Arizona Rules of Family Law Procedure

Rule 46. Dismissal

(a) Voluntary Dismissal.

(1) By Notice, Motion, or Stipulated Order. The petitioner may dismiss a family law case, or an applicant under Rule 91 may dismiss a post-decree petition:

(A) by filing a notice of dismissal before the opposing party files a response or, if a response is not required, before evidence is introduced at a hearing or trial;

(B) if a response has been filed, only by motion and on such terms and conditions as the court deems proper, including the resolution of any claims by the responding party; or

(C) by court order based on a stipulation to dismiss that is signed by all parties who have appeared.

(2) Effect. Unless the order states otherwise, a dismissal under subpart (a)(1) is without prejudice.

(b) Involuntary Dismissal; Effect.

(1) Dismissal on Motion. If the filing party fails to take the steps required by these rules to resolve the case or petition, the responding party may move to dismiss the action or any claim against it.

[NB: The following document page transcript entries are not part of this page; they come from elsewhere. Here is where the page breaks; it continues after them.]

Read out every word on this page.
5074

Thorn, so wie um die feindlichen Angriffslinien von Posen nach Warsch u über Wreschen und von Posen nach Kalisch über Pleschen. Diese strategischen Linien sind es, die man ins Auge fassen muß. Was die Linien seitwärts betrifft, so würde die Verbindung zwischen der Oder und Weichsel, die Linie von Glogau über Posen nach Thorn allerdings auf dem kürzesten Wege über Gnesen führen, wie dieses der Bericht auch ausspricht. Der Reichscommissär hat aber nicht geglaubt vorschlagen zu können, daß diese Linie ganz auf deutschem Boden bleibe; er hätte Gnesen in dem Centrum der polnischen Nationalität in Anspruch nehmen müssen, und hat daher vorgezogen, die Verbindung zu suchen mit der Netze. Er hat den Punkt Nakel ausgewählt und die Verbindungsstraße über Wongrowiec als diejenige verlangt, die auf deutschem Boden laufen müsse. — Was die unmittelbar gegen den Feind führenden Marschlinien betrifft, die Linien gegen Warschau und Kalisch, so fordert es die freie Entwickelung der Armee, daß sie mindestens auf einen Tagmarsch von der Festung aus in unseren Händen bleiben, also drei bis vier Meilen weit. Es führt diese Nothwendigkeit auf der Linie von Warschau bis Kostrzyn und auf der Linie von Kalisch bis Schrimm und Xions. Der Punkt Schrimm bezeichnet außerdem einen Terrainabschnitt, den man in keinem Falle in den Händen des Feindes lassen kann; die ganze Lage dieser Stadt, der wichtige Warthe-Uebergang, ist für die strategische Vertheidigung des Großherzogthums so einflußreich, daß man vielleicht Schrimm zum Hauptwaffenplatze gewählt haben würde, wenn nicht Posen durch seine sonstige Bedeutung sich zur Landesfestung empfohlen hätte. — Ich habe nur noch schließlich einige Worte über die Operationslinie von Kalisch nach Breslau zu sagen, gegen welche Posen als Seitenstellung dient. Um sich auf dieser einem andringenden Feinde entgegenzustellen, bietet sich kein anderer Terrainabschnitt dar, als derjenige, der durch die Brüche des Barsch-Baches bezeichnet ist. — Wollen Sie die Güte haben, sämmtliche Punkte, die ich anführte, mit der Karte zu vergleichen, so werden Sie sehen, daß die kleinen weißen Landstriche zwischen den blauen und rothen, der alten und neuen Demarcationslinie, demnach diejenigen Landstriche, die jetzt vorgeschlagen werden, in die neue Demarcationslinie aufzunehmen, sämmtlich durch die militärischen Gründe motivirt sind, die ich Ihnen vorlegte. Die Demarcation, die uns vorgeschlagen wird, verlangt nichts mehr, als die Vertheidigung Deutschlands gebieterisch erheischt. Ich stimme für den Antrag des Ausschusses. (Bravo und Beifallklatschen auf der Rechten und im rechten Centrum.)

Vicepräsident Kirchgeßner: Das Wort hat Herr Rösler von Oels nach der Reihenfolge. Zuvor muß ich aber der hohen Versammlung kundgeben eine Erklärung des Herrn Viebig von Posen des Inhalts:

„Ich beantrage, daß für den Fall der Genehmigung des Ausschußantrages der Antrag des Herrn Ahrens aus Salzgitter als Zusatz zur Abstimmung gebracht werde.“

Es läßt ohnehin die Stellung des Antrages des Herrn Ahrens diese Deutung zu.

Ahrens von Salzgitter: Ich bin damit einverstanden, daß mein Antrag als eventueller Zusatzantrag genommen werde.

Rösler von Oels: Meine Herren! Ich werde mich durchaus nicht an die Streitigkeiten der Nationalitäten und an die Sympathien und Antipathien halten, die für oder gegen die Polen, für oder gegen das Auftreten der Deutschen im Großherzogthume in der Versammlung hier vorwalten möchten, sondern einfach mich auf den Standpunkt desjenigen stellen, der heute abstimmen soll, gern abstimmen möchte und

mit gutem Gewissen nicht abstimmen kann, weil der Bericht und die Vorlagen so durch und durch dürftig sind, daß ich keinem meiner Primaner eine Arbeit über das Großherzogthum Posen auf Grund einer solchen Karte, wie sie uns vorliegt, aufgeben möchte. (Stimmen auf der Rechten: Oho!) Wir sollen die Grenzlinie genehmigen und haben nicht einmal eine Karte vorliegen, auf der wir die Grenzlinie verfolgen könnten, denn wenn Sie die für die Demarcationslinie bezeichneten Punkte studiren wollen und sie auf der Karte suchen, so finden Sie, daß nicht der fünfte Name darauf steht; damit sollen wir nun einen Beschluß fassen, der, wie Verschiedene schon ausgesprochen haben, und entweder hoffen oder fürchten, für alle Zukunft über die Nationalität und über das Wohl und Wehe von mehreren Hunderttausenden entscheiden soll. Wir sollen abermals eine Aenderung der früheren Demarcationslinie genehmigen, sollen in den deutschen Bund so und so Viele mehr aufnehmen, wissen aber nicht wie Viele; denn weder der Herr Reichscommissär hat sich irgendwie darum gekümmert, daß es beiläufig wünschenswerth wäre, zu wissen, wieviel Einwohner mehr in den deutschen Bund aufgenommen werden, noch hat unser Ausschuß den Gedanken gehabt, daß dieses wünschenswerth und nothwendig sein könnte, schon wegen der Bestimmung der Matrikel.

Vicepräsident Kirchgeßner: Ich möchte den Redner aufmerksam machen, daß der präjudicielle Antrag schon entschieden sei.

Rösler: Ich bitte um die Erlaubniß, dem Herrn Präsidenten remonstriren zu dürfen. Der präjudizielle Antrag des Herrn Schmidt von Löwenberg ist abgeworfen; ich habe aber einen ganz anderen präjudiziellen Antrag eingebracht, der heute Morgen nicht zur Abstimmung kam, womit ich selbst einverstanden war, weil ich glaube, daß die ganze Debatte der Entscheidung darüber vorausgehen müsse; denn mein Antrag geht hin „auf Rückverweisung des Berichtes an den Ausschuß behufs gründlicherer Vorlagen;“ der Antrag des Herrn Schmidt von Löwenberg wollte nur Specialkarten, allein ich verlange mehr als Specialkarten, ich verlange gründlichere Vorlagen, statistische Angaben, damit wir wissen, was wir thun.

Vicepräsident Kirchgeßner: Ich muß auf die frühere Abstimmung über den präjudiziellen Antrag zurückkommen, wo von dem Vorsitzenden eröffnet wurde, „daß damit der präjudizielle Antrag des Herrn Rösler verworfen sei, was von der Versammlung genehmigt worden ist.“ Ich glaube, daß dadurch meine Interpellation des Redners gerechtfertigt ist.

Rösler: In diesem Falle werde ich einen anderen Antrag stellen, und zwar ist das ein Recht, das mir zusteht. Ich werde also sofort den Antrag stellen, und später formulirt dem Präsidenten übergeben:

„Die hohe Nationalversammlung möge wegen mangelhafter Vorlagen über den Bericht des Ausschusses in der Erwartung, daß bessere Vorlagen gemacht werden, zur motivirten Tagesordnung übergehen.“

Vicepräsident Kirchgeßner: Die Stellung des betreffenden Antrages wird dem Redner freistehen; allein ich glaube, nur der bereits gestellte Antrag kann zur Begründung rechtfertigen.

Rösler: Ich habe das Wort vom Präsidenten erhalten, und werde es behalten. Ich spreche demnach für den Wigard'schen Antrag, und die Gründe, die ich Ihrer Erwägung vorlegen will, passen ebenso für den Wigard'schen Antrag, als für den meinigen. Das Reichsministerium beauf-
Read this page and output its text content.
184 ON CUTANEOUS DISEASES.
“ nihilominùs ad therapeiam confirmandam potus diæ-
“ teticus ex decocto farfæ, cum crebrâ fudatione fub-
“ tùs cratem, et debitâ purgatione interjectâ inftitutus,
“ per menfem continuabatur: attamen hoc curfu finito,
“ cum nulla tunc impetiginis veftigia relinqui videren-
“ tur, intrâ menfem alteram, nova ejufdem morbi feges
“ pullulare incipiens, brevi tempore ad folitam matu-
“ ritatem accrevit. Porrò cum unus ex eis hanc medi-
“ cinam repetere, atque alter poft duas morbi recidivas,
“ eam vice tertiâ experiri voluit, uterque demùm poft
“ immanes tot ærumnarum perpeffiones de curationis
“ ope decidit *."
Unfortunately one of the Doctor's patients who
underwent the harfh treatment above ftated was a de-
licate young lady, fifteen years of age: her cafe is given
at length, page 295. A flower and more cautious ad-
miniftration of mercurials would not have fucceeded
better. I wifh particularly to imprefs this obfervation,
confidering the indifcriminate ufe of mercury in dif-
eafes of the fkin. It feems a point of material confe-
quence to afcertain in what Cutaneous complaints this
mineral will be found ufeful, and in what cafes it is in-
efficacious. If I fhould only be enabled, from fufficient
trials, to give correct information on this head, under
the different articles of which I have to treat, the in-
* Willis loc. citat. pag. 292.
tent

(2) Dismissal by the Court.

(A) Generally. The court may dismiss any action, post-decree petition, or any pending claim for failure to move a case forward after giving all parties notice and an opportunity to object or begin moving forward with their case.

(B) No Motion to Set. If no party has filed a motion to set within 120 days after a petition is filed and served and if the court has not set the matter for trial, hearing, or conference, the court may issue a notice that the matter will be dismissed without further notice in not less than 60 days if the parties do not file within that time a motion to set or a request for hearing or conference. If no motion or request is filed within 60 days after the notice is issued, the court may dismiss the action. The court may extend these deadlines for good cause. The court may not dismiss a case if there is a pending motion for judgment on the pleadings, a pending motion for summary judgment, or a motion related to genetic testing in a paternity matter.

(3) Effect. Unless the dismissal order or notice states otherwise, a dismissal under subparts (b)(1) or (2) is without prejudice.

(c) Dismissal of Counterclaims and Third-Party Claims. A counterclaimant or a third party may voluntarily dismiss its claim by filing a notice of dismissal before an opposing party files a response or answer, or if a response or answer is not required, before evidence is introduced at a hearing or trial. If a response or answer has been filed, the court may dismiss the claim only by motion and upon such terms and conditions as the court deems proper, including the resolution of any claims by the opposing party.

(d) Scope of Dismissal. The entry of an order dismissing a case serves to dismiss all pending, unresolved petitions and issues, but the order does not dismiss, vacate, or set aside any final decree, judgment or order previously entered in the case, unless the order specifies otherwise.

(e) Dismissal Authority. The court’s authority to issue notices and dismiss cases and post-decree petitions–for lack of service and for failing to take the steps required by these rules–may be performed by court administrators or by an appropriate electronic process under the court’s supervision.